Ainsi Gros, à force de solitude, avait-il estimé que les plus belles histoires d’amour étaient celles qu’il s’inventait, parce que les amants de son imagination ne se décevaient jamais mutuellement. Et il pouvait rêver que quelqu’un l’aimait.

*

Le soir, lorsque les stagiaires pouvaient profiter d’un peu de temps libre, Laura et Pal se retrouvaient secrètement dans un minuscule salon adjacent au mess. Pal apportait le roman commencé à Lochailort et qu’ils n’avaient toujours pas terminé ; il lisait lentement, volontairement. Il n’y avait dans la pièce qu’un seul large fauteuil, et c’était lui qui s’y asseyait d’abord, puis Laura s’installait contre lui. Elle dénouait ses cheveux blonds, il en respirait le parfum en fermant les yeux. Si elle le surprenait, elle l’embrassait sur la joue ; pas un baiser furtif, un baiser appuyé. Il restait grisé et elle s’amusait de son petit effet. « Allez, lis maintenant », disait-elle, feignant l’impatience. Et Pal obéissait, conquis. Parfois, il lui apportait même un peu de chocolat, acheté au prix fort avec l’argent de France Doyle à un stagiaire hollandais. Ils se croyaient seuls dans le petit salon. Ils n’avaient jamais remarqué la paire d’yeux qui les épiait par l’entrebâillement de la porte. Gros les observait, ému ; il les trouvait magnifiques. En les voyant, il pensait à son aimée, et il l’imaginait contre lui, l’enlaçant. Oui, ils s’enlaceraient un jour, ils s’enlaceraient sans s’en lasser jamais.
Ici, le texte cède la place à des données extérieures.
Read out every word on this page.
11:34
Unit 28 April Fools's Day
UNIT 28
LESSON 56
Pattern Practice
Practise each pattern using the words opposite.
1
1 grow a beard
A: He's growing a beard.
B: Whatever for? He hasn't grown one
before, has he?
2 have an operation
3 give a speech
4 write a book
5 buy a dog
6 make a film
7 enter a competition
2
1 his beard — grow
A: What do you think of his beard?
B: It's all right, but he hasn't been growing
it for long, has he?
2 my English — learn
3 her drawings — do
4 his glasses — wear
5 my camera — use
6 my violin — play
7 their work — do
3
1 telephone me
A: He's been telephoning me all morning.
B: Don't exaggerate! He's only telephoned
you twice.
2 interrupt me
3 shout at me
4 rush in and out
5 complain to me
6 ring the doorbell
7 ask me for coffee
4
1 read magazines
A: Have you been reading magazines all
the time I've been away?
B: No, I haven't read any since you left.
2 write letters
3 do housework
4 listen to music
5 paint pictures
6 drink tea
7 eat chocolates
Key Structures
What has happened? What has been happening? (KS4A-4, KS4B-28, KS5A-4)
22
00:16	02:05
Gros ne pensait plus qu’à l’amour. Il considérait que l’amour pourrait sauver les Hommes. Un soir, après avoir admiré Pal et Laura dans leur cachette, il rejoignit ses camarades dans les dortoirs où se tenaient toujours d’interminables conversations. Effectivement, il trouva Stanislas, Denis, Aimé, Faron, Key, Claude, Frank et Jos, étendus sur les lits, les mains derrière la tête, en pleine discussion.
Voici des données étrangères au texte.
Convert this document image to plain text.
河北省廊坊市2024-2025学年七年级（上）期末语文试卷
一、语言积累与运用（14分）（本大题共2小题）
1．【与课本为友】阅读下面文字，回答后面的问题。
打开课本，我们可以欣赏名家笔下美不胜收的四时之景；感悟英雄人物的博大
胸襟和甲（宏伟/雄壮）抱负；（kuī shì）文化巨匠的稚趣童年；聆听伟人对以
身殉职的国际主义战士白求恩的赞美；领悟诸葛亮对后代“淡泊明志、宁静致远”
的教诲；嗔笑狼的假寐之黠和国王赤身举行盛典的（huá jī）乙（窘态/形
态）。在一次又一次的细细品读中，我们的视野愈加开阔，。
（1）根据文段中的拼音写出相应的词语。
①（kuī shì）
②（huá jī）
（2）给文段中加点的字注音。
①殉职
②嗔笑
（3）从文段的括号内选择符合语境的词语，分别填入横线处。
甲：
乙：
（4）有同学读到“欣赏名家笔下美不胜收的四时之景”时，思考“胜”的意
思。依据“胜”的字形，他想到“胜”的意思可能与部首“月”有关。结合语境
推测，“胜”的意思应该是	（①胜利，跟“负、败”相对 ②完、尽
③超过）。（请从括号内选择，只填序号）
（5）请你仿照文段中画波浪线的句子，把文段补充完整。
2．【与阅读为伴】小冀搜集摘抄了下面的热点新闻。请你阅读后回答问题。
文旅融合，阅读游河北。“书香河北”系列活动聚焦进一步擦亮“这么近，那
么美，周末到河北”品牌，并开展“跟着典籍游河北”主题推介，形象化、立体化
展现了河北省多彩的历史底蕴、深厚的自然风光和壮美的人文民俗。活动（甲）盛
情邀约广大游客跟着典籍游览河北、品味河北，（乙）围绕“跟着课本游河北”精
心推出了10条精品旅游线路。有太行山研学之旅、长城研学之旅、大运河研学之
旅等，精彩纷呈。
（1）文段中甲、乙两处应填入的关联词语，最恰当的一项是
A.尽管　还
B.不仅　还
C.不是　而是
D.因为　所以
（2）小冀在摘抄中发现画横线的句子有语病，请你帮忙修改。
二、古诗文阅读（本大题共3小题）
— De quoi vous parlez ? demanda Gros en entrant.

— On parle de filles, répondit Frank.

Gros esquissa un sourire. Sans le savoir, ses camarades parlaient d’amour, et l’amour les sauverait.

— Je me demande si on retrouvera les Norvégiennes, déclara Jos. Moi, je les aimais bien.
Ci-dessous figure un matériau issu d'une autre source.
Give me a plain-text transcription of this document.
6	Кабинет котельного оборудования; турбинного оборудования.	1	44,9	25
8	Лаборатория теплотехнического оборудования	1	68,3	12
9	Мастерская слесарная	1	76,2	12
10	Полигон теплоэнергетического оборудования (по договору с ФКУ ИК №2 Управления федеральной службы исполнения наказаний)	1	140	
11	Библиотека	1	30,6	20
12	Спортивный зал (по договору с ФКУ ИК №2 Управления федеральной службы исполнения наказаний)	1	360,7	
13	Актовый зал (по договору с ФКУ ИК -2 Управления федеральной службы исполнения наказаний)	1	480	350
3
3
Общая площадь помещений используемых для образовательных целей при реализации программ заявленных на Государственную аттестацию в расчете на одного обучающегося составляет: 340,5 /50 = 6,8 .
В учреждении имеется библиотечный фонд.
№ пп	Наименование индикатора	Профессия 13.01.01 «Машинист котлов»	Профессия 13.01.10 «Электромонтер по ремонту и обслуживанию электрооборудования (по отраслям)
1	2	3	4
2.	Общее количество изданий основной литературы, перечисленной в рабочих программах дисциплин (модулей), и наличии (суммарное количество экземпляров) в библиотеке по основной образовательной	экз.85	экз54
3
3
— Les Norvégiennes… soupira gaiement Key. Je me demande ce qu’on aurait fait à Lochailort si elles n’avaient pas été là.

— La même chose, répondit Denis, pragmatique. Courir et courir.

Les plus jeunes, Gros, Key, Faron et Claude, savaient que ce n’était pas vrai : ils s’étaient parfois faits beaux, simplement parce qu’ils risquaient de les croiser et qu’ils ne voulaient pas avoir l’air misérables.

— Ah, mes gamins ! s’exclama Aimé. Vous êtes tous de vrais gamins. Un jour, vous vous marierez, et c’en sera fini de la petite drague. J’espère que je serai invité aux mariages…

— T’en seras, dit Key. Vous en serez tous.

Denis sourit d’aise.

— T’es marié, toi ? lui demanda Aimé.

— Une femme et deux gamins qui m’attendent bien sagement au Canada.

— Ils te manquent, hein ?

— Bien sûr qu’ils me manquent. Dieu ! C’est ma famille, quoi… Monde de malheur, je vous dis.

— Quel âge ils ont, tes gamins ?

— Douze et quinze. (S’adressant aux plus jeunes.) Vous me rappelez un peu les miens. Ils seront bientôt des petits hommes, eux aussi.